I’m sorry to spoil your little delusional fantasy but the fact is, we make time for the people we really want to see — and we leave the rest behind. So actually, it is personal. Your friends are seeing other friends — they’re just not seeing you.

And often it’s not a conscious or cruel dumping — it’s the dump of indifference. Slowly you drift away from each other. At first you try to maintain the friendship with catch-up lunches. Then you have the catch-up drink followed by the catch-up coffee. At some point the catch-up is replaced by the give-up and you float out of their lives like an abandoned helium balloon.

Of course, if they ran into you, they’d be happy to see you; they just don’t want to make the effort. And by the way, when you have that chance encounter and they don’t say “call me” or “I will call you,” that’s a clear sign the friendship is dead.

How do I feel about that? I admit there was time when having been dumped by a friend would have produced a six-week sulk and a solemn vow never to speak to that fucker again. Now I’m more curious than furious. Why would someone want to stop being friends with me? Is it because I’m needy, neurotic, too eccentric and overemotional? If that was a problem for them, why would they have become friends with me in the first place? I’ve always been that way.

Or worse still: is it possible that they find me boring? That thought terrifies me. I grew up in a showbiz family where everyone was trying to be funny and entertaining all the time. My family motto was: Be funny. Be interesting. Or be gone. The worst thing you could be was boring. It was worse than being bad in bed or having bad breath.

But now I wonder if everyone — eventually — gets boring to someone. Even great raconteurs and wits run out of material eventually; it’s the entropy of entertainment. Did close friends of Oscar Wilde think: One more of Oscar’s witticisms and I’ll scream! Did Gore Vidal’s think: Please, not another anecdote about Tennessee Williams or his falling-out with Jack Kennedy! Toward the end of her life Dorothy Parker thought the great wits at the Algonquin Round Table were dull and shallow.

I had one very close female friend — or so I thought — who one day just decided to end our friendship.

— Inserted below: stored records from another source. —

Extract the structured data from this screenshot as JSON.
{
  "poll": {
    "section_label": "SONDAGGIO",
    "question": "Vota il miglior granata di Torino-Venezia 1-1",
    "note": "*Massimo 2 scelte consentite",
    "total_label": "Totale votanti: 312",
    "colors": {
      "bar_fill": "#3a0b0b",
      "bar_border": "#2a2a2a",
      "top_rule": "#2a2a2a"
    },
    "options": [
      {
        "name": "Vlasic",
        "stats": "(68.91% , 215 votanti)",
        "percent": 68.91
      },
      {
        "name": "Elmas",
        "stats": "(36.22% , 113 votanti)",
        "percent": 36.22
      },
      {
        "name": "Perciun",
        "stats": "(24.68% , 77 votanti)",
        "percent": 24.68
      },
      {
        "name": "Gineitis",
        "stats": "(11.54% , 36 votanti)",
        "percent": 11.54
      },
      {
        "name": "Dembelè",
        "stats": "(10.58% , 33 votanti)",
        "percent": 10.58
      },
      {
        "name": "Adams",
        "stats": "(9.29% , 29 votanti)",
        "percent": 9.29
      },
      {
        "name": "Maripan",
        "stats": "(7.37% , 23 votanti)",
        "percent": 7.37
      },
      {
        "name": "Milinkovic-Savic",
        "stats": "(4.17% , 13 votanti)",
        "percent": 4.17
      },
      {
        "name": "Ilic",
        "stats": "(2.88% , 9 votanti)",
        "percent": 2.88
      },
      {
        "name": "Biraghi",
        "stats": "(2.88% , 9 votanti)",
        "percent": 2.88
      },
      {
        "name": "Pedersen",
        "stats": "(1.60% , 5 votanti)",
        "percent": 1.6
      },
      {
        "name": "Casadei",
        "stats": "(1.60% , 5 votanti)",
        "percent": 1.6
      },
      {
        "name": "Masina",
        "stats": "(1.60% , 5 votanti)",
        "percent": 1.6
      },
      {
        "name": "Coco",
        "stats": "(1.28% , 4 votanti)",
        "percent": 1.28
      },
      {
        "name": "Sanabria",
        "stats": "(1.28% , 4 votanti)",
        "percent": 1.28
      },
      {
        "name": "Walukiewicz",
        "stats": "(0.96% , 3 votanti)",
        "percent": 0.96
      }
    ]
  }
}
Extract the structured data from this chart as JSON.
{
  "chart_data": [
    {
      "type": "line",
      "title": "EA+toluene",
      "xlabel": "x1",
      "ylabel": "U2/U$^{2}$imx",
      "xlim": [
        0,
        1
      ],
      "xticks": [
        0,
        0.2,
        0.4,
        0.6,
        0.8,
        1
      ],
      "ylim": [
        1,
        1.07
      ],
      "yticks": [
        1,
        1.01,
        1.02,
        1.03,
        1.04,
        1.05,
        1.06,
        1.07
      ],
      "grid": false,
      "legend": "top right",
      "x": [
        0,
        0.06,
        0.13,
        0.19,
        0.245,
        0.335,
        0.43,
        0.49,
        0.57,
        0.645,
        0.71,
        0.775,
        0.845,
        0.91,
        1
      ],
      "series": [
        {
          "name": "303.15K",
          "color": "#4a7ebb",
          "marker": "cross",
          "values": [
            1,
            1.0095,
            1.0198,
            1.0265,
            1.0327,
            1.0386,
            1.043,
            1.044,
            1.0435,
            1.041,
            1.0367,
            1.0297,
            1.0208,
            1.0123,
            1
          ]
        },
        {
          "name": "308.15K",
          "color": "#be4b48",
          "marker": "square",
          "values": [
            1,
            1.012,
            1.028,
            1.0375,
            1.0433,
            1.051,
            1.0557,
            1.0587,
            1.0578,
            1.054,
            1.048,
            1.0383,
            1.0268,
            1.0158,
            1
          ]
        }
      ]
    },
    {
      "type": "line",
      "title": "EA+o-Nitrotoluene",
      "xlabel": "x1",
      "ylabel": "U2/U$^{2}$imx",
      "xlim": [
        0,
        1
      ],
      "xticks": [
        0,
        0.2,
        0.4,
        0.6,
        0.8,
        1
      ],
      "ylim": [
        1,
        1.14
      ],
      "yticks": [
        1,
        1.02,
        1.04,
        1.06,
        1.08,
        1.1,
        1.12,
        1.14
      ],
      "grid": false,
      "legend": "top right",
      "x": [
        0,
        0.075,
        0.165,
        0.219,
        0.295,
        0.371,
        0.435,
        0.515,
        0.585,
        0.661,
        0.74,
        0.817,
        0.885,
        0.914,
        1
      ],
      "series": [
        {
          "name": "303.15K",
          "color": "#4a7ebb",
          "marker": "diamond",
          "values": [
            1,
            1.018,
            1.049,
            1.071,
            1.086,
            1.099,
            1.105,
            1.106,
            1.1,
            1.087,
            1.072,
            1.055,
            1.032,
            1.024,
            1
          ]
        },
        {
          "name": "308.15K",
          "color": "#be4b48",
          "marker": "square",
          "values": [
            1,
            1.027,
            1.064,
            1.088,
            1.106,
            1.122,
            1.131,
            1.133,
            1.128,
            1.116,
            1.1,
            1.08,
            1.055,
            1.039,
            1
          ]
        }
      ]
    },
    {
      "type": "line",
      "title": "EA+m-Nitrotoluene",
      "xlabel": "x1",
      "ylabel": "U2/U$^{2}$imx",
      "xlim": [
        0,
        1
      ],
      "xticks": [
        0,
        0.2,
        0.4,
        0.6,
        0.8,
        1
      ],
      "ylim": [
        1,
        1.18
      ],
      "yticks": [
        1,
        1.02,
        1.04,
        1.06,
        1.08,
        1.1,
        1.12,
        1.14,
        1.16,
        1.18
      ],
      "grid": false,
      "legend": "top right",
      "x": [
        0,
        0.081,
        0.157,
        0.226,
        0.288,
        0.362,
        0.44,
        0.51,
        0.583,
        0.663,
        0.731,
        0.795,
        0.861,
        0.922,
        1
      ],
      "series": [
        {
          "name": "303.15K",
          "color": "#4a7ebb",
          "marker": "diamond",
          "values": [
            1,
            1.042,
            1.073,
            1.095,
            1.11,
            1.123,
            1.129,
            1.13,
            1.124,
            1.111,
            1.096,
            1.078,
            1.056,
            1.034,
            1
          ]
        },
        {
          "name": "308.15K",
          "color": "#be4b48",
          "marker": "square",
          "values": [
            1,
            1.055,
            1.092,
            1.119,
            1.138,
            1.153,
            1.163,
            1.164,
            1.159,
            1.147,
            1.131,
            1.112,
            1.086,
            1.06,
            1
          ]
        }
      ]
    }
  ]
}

At first, I thought it was because I was boring, but the curious thing is that all we ever did was talk about her. So that can’t be it. You can never bore a narcissist — as long as you’re talking about them.

You have to be married to someone to get really bored with them. This is the kind of boredom you can’t defeat. It’s the product of time and familiarity. I was married to my first wife for ten years and I was never bored — but she got bored with me. The thing is you don’t actually spend that much time with a friend to get bored so in theory it shouldn’t happen.

I should confess that since the start of the New Year I’ve let a few friends go and I feel bad about it. I didn’t reply to their texts. But what are you meant to do? There’s no real etiquette for ending a friendship. With a marriage you get a divorce, but with friends… what? You just don’t call them back. There’s nothing worse than seeing old friends because they’re old friends and not because you actually enjoy each other’s company anymore.

The one good thing about being famous is that you never get dumped by friends. Nobody says, That boring George Clooney keeps calling! I can’t face doing lunch with him again. I’m going to have to dump his dull ass.

Well, thank heavens January is gone. It’s now warmer and the days are longer. But I’m still waiting for friends to call!